With major national titles on the line in coming weeks, the annual King of the Mountain is a litmus test to see who has the acid to win when the New Zealand Motocross Grand Prix lights up at Woodville just a week later and when the four-round national championships series kicks off in Timaru seven days after that.
The main contenders in the senior races at Barrett Rd Motorcycle Park, New Plymouth, on Sunday are expected to come from the country's elite MX1 (450cc) class riders.
Racing on this challenging circuit in the shadow of Mt Taranaki is always fierce with some heavyweight hitters entered for the two-day event, juniors on Saturday and seniors on Sunday.
Taupo's Brad Groombridge is a two-time KoM winner, winning in the mud in 2012 and again in 2014, but Queenstown's Scott Columb was the main man in 2015, taking the key trophy ahead of Waitakere's Ethan Martens and Mt Maunganui's Rhys Carter.
Last year national MX1 champion Cody Cooper took the top honours, so it's anybody's guess who will prevail this time, though Cooper would have to be heavily favoured to make it two victories in a row.
He was too powerful for his rivals at the KoM last year, celebrating four wins from four starts, winning the MX1 class outright and the all-important King of the Mountain all-capacities feature race that the event gets its name from.
Fresh from winning the MX1 class at the Waikato Motocross Championships in November, the Auckland Motocross Championships in December and the Honda Summercross in Whakatane just after Christmas, he has momentum on his side.
It was an international line-up for the KoM last year.
The top six finishers in the feature race had all represented New Zealand at the world's biggest motocross, the annual Motocross of Nations.

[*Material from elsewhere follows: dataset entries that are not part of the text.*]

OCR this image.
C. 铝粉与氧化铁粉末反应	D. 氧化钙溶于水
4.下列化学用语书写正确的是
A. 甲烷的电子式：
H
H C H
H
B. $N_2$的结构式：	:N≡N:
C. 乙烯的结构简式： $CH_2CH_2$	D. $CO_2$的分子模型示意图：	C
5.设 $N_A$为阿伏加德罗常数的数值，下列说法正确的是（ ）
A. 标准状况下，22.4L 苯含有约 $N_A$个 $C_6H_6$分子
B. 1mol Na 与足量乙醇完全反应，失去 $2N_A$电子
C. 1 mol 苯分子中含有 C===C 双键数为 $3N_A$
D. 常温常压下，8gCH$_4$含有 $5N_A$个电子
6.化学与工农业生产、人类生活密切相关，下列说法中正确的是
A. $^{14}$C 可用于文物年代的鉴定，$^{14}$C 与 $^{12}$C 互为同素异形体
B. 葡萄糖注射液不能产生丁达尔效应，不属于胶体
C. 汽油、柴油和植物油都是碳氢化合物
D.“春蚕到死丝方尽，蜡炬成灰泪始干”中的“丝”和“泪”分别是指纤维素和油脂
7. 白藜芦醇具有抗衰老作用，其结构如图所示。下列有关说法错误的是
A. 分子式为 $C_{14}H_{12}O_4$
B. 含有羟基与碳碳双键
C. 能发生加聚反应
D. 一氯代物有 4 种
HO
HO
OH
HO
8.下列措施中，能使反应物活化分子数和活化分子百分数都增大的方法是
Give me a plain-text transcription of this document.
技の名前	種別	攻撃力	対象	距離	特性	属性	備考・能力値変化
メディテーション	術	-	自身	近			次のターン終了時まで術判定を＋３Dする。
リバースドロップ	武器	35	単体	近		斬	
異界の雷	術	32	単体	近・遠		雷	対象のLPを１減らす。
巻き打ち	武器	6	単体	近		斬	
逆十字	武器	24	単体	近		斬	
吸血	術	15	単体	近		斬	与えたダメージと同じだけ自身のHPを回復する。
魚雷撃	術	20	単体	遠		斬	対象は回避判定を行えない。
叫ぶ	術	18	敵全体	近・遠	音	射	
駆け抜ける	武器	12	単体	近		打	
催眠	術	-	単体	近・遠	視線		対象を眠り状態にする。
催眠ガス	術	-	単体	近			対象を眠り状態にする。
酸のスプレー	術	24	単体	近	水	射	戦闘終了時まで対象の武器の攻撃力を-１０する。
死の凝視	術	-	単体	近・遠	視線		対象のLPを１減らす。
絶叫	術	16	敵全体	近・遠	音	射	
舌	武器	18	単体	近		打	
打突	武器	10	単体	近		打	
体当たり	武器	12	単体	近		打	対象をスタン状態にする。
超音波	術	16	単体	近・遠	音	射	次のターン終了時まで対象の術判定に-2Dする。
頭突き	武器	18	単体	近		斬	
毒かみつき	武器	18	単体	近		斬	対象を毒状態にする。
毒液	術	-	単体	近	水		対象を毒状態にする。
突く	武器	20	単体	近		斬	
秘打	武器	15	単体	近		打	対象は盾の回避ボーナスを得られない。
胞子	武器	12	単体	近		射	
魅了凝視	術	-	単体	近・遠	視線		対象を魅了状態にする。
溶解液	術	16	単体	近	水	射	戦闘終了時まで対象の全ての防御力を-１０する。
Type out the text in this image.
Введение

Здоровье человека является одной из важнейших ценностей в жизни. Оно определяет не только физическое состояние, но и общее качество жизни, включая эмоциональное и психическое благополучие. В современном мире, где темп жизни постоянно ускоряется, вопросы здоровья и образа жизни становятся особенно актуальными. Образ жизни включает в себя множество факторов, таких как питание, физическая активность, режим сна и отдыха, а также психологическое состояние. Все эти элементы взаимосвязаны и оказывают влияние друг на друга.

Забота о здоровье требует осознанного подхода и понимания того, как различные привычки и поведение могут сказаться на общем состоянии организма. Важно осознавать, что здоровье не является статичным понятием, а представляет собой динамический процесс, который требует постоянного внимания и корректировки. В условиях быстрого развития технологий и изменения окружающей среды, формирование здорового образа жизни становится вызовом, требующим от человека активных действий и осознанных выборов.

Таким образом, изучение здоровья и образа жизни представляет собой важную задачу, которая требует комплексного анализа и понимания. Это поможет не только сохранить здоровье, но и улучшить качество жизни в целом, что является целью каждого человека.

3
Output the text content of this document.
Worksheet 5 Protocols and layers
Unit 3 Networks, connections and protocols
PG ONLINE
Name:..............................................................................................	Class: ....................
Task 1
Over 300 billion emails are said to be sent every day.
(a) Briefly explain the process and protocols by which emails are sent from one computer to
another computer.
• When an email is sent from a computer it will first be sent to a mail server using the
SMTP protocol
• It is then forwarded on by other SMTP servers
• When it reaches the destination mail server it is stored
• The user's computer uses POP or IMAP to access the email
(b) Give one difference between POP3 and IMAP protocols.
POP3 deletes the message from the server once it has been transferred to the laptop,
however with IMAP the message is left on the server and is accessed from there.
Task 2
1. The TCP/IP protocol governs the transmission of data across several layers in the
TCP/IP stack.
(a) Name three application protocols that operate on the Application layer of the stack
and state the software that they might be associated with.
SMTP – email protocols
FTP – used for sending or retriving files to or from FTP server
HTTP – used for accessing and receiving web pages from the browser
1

Cooper, who raced for New Zealand in Italy last September and has been a Kiwi team member on seven other occasions, used all that experience to fend off the attacks by Columb (who raced for New Zealand in England in 2008, in Italy in 2009 and Latvia in 2014), Groombridge (a team NZ rider in the US in 2010), Mangakino's Kayne Lamont (Belgium in 2010, Germany in 2013 and France in 2015), Hawera's Daryl Hurley (Belgium in 2001, Netherlands in 2004 and the US in 2007) and Elsthorpe's Kieran Scheele (France in 2011).
Meanwhile, Inglewood pair Larry Blair and Braeden Christian, Eltham's Nick Hornby, Opunake's Liam Read, Hawera's Kieran Baker and Stratford's Sam Cleland are among local riders with a good chance of featuring on Sunday.

Sam Cleland is expected to be one of the star attractions at the King of the Mountain. Pictures / Andy McGechan
Cleland won the junior King of the Mountain last year.
Cleland, a student at Francis Douglas Memorial College in New Plymouth, finished the day third overall in the 14-16 years 250cc class and was runner-up to 450cc rider Brendon Mcaskie in the all-capacities senior MX3 class.
He turned it on in the feature race to take the chequered flag by just a bike length from Dunedin's Grason Veitch.
For the nation's motocross elite, the early weeks of summer can mean only one thing -- lots of hard work.
This is when national title contenders should start to see their weeks of training and testing begin to bear fruit, while, for others, lazy habits over winter may be starting to bite.
Who has prepared best? Who is strongest? Who is fastest? Who will rate among the favourites for a national or international title in 2017?
Perhaps those questions, and others, will be answered when the start gates drop this weekend.